The Game Of Empire by Poul Anderson. Chapter 7, 8, 9, 10, 11, 12

“Now hear this,” intones the intercom system of Zeta Sagitarii. A recording of Sir Olaf’s message to his crews follows. He expects that all will do their duty, and win a victory never to be forgotten. Surely Ensign Kittredge joins in the customary cheers. Thereafter, coolly above a hammering heart, she takes her station.

Since both leaders wanted to meet, they advertised themselves on the way, traveling in dispersed formation to maximize the sphere of detectability. Upon making contact, they deployed according to their respective plans. The gap closed rapidly.

Interstellar war bears no more resemblance to interplanetary than the latter does to planetside combat. Shuttling in and out of quantum multi-space at thousands or even millions of times a second, a ship under hyperdrive is essentially untouchable by an ordinary weapon. A concentrated energy beam or material barrage just might happen to intercept often enough to do significant damage, but the odds against that are huge, and in any event a warcraft has her protections, armor plate, absorbers, computer-controlled negafields to repel incoming matter. Only when the drives of two vessels are in phase do they become solid, vulnerable, to each other.

It is not extraordinarily difficult to match phase. There is a limited range of jump frequencies that are feasible to use, for any given type of ship; and they are not infinitely divisible, but quantized. Of course, a standard evasive tactic is to keep shifting the frequency. This requires the enemy to predict the next one. In that, high-speed stochastic analysis is valuable though not infallible.

Since the object is to harm the adversary, phase-change evasion is merely one maneuver among many. Indeed, not uncommonly, by eerie tacit consent, ships turn off their hyper-drives and slug it out in the relativistic mode, at speeds far below that of light.

When near enough, Blenkiron used quasi-instantaneous modulated hyperwaves to call Magnusson and demand surrender. The reply he got was polite and cold. The exchange had been a formality thoughout.
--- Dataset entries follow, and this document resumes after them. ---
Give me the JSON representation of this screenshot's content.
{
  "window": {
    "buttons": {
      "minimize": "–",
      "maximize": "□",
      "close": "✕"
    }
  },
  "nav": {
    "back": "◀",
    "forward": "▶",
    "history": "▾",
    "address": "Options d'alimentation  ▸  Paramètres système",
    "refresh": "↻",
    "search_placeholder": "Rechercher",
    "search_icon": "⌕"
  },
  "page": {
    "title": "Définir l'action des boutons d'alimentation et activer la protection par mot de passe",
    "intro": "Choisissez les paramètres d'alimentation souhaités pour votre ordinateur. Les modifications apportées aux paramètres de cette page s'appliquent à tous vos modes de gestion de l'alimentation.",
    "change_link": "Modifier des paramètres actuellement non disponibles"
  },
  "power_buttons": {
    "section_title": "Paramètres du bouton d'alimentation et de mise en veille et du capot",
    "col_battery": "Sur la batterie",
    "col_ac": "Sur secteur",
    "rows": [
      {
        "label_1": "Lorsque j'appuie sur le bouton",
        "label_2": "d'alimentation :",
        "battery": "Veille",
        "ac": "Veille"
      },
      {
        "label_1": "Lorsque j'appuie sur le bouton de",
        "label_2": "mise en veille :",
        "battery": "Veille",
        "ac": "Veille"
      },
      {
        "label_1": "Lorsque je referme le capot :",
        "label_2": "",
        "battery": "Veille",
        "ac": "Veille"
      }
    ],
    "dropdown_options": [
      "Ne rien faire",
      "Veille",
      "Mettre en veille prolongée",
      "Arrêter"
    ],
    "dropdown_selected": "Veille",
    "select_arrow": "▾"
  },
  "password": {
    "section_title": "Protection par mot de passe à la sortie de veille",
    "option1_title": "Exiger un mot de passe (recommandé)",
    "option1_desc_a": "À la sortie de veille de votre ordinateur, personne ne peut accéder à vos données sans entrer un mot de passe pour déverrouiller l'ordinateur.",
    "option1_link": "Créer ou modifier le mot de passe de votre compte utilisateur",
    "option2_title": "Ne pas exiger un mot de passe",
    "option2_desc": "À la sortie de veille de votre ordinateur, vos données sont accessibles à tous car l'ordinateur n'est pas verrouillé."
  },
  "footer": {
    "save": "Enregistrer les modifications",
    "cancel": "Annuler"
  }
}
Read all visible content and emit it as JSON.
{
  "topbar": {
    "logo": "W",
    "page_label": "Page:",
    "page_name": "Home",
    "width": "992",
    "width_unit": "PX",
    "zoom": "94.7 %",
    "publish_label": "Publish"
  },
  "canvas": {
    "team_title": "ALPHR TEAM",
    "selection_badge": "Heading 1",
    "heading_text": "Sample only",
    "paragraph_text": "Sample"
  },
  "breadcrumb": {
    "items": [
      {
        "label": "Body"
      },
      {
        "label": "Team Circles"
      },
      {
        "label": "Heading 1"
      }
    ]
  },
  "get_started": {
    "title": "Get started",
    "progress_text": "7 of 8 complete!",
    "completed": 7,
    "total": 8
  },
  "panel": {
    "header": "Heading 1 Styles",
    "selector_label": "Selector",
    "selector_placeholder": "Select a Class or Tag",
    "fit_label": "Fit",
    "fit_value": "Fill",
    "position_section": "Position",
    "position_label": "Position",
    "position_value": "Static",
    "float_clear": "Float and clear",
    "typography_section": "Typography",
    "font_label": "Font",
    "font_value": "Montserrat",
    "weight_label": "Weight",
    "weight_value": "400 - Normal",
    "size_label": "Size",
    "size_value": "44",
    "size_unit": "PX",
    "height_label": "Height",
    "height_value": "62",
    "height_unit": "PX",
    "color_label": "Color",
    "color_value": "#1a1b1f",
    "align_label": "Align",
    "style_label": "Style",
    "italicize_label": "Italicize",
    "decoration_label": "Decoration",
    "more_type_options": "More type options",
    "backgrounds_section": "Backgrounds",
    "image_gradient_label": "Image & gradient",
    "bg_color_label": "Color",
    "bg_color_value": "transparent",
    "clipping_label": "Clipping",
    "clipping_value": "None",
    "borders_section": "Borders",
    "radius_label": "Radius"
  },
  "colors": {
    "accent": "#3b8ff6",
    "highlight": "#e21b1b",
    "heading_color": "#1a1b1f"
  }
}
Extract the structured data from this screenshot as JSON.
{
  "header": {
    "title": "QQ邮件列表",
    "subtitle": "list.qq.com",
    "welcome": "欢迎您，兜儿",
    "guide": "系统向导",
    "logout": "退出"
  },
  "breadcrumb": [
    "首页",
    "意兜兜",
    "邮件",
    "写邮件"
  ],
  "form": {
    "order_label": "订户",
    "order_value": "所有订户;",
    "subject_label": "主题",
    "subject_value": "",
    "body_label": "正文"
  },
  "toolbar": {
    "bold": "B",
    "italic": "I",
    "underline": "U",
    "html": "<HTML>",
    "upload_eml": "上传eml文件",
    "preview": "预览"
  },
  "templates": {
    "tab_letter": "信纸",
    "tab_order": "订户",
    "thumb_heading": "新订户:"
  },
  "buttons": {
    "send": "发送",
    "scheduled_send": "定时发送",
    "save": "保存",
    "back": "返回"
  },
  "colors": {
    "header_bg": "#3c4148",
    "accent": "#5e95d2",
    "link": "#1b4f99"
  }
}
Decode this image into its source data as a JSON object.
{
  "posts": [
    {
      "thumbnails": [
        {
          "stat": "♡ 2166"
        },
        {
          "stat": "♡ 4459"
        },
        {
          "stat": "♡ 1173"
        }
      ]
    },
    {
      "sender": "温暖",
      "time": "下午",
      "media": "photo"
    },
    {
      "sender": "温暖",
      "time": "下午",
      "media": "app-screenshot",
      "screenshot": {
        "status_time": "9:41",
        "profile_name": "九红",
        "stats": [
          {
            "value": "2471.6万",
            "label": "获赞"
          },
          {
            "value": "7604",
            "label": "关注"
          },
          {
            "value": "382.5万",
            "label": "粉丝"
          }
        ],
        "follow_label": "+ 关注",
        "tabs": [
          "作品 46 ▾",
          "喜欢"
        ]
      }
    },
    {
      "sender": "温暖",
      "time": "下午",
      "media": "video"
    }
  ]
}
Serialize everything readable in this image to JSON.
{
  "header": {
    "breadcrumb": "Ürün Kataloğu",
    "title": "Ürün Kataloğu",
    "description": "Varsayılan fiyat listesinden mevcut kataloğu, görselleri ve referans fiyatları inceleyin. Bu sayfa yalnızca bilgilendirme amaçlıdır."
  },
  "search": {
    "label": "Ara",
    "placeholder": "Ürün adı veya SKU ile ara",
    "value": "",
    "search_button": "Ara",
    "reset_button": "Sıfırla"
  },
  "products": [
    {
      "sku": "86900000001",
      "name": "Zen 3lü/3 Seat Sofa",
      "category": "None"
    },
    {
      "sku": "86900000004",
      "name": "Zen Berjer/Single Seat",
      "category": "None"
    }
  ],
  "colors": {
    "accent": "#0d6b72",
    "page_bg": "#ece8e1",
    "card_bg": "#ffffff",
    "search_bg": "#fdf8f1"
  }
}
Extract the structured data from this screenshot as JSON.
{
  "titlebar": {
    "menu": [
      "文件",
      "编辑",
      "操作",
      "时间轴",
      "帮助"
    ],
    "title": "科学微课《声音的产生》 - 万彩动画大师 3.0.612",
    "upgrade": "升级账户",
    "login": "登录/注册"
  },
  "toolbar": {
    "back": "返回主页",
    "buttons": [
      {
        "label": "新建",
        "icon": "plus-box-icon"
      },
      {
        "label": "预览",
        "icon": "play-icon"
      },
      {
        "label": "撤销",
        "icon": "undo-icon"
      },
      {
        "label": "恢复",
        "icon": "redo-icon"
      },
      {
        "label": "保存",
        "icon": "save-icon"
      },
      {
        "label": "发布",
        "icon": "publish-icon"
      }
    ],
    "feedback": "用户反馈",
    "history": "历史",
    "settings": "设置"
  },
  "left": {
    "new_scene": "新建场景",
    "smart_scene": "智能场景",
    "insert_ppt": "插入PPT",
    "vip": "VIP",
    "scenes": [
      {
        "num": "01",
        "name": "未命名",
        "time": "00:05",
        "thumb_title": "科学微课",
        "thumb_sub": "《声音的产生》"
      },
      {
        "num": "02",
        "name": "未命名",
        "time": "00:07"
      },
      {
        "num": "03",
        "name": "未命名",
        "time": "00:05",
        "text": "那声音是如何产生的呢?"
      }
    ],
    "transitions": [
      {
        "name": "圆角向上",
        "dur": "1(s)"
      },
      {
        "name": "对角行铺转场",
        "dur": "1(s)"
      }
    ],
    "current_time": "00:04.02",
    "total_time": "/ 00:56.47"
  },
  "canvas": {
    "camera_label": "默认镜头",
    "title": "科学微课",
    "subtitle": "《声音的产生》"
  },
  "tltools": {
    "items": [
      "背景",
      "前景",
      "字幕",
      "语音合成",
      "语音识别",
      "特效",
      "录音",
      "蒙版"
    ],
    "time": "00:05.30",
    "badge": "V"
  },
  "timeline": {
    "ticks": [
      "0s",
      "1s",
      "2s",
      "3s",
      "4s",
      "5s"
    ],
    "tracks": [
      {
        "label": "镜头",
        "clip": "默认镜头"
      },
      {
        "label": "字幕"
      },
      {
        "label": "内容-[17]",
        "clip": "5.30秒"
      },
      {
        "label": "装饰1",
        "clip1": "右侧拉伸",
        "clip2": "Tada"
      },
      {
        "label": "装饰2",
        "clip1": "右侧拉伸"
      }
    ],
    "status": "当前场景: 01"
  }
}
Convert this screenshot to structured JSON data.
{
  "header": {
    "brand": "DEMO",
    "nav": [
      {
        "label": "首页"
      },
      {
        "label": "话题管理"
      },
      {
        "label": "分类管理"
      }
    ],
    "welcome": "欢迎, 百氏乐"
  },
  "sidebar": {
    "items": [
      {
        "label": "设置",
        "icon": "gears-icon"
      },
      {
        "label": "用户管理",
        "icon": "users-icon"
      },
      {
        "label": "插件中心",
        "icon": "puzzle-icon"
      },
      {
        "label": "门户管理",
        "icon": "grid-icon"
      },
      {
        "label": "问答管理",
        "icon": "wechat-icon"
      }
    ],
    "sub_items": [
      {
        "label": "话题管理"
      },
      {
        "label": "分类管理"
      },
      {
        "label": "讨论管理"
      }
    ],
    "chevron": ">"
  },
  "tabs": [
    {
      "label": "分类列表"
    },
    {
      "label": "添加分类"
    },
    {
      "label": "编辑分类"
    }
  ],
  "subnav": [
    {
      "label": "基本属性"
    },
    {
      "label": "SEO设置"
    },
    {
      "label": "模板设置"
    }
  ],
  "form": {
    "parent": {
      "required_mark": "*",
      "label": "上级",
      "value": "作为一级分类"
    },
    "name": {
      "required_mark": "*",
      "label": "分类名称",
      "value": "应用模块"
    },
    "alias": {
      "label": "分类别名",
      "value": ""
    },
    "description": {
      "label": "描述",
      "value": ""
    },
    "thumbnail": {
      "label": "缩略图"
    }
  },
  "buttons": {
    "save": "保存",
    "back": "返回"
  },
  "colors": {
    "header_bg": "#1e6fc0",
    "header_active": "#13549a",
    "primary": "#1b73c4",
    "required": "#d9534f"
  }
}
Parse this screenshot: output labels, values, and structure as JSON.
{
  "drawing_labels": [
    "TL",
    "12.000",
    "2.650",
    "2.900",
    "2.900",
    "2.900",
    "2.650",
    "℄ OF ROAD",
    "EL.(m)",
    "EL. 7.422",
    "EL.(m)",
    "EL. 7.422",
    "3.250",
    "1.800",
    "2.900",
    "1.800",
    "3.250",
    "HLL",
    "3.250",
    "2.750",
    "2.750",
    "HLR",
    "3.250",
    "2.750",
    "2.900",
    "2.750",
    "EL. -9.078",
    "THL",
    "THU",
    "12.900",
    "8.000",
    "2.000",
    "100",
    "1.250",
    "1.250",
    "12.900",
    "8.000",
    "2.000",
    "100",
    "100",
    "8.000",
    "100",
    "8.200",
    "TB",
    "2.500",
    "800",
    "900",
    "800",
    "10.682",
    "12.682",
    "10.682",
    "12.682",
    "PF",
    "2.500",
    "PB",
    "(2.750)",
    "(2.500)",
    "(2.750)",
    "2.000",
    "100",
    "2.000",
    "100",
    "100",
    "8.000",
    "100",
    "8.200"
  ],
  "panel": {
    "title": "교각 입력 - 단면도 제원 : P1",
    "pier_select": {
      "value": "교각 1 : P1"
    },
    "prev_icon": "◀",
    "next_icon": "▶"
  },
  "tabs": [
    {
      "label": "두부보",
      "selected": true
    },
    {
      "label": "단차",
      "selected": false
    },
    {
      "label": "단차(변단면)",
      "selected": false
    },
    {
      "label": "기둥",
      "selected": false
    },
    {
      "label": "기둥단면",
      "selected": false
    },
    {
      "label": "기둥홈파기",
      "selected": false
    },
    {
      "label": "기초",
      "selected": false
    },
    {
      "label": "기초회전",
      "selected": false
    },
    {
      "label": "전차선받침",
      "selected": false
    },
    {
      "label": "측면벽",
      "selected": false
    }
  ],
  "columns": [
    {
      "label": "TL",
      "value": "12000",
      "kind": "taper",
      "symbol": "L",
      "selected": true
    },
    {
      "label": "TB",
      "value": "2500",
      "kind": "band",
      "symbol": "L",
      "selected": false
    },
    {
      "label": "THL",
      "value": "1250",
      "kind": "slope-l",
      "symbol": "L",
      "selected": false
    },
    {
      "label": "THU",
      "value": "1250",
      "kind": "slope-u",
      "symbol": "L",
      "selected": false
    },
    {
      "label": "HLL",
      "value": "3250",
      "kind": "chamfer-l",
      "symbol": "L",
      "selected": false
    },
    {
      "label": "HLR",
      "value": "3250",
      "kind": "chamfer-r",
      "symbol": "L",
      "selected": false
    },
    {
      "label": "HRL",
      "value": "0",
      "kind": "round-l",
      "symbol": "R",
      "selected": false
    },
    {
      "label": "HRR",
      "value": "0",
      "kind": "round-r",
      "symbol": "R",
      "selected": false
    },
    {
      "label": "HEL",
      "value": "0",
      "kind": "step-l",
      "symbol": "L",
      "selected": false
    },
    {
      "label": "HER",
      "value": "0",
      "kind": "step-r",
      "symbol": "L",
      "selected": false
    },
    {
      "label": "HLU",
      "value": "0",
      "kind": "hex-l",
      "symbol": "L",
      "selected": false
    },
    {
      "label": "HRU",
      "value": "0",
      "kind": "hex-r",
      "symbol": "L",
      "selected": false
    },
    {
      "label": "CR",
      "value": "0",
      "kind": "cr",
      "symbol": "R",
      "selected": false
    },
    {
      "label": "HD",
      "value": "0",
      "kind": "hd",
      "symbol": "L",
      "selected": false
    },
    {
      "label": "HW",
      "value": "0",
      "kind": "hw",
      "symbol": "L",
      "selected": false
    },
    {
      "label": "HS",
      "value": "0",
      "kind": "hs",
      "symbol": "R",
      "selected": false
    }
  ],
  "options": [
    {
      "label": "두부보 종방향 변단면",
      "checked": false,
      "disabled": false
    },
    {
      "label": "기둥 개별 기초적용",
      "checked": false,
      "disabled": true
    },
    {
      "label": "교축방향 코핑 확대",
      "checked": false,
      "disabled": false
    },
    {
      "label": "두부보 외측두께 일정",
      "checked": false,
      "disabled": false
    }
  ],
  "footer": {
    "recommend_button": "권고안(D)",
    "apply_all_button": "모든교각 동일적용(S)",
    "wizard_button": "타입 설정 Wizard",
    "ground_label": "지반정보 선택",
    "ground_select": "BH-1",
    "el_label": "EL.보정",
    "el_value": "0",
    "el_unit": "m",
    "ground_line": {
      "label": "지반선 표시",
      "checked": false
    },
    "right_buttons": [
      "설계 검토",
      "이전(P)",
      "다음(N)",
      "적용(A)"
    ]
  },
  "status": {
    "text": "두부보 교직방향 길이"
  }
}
The fleets interpenetrated and began to fight. Rays and missiles flew. Nuclear detonations flowered in ghastly brief beauty. Where they connected, metal and flesh became incandescent gas. It whiffed away into space. Billions of years hence, some of it may minutely take part in the formation of new stars.

The old stars enclose everything in radiance. The Milky Way glows phantom-bright. Nebulae and sister galaxies glimmer mysterious. Glimpses go by, ships hurtling, graceful as dancers. None of this does Ensign Kittredge see. Her universe has shrunk to steel, meters, readouts, manual controls, brief commands from unseen lips. A reek of ozone is in the air. Once or twice the hull shudders to a distant burst.

N. Aquilae moved majestic at the center of Magnusson’s command. Her planetoidal size, and the hundreds of live crewfolk as well as thousands of machines that this required, these were not basically for offensive purposes—although she did have the capability of laying waste a world. They were to provide such a host of defensive missiles, projectiles, rays, such a density of shielding fields, that the admiral and his staff would remain alive to make their assessments and give their orders.

Zeta Sagitarii was much less protected. She existed for the purpose of directly killing enemies.

The saying is ancient, that the first casualty of any battle is your own battle plan. Magnusson knew this and allowed for it. He had a general idea of what he hoped to do, but was flexible about it and permitted his captains broad discretion.

Blenkiron, on the other hand, could think of nothing but to hold his armada in standard configuration, as nearly as possible. That did maximize the mutual defense of his ships. When they had reduced the foe sufficiently, the formation was to open up, englobe the survivors, and deal death on them from every quarter. Such was the theory.

Magnusson had lured him to this exact place, and prepared it beforehand. Ships of his lay in orbit about Battle Sun, in normal state, dark, powerplants throttled down to life-support minimum—virtually undetectable. The fleet that flaunted itself looked inferior. Blenkiron’s should have checked for hidden reserves, but found itself too busy; also, Battle Sun is surrounded by dust and gas, residue of a stillborn planetary system, which complicates surveyance. When Magnusson judged the moment ripe, he ordered the summons.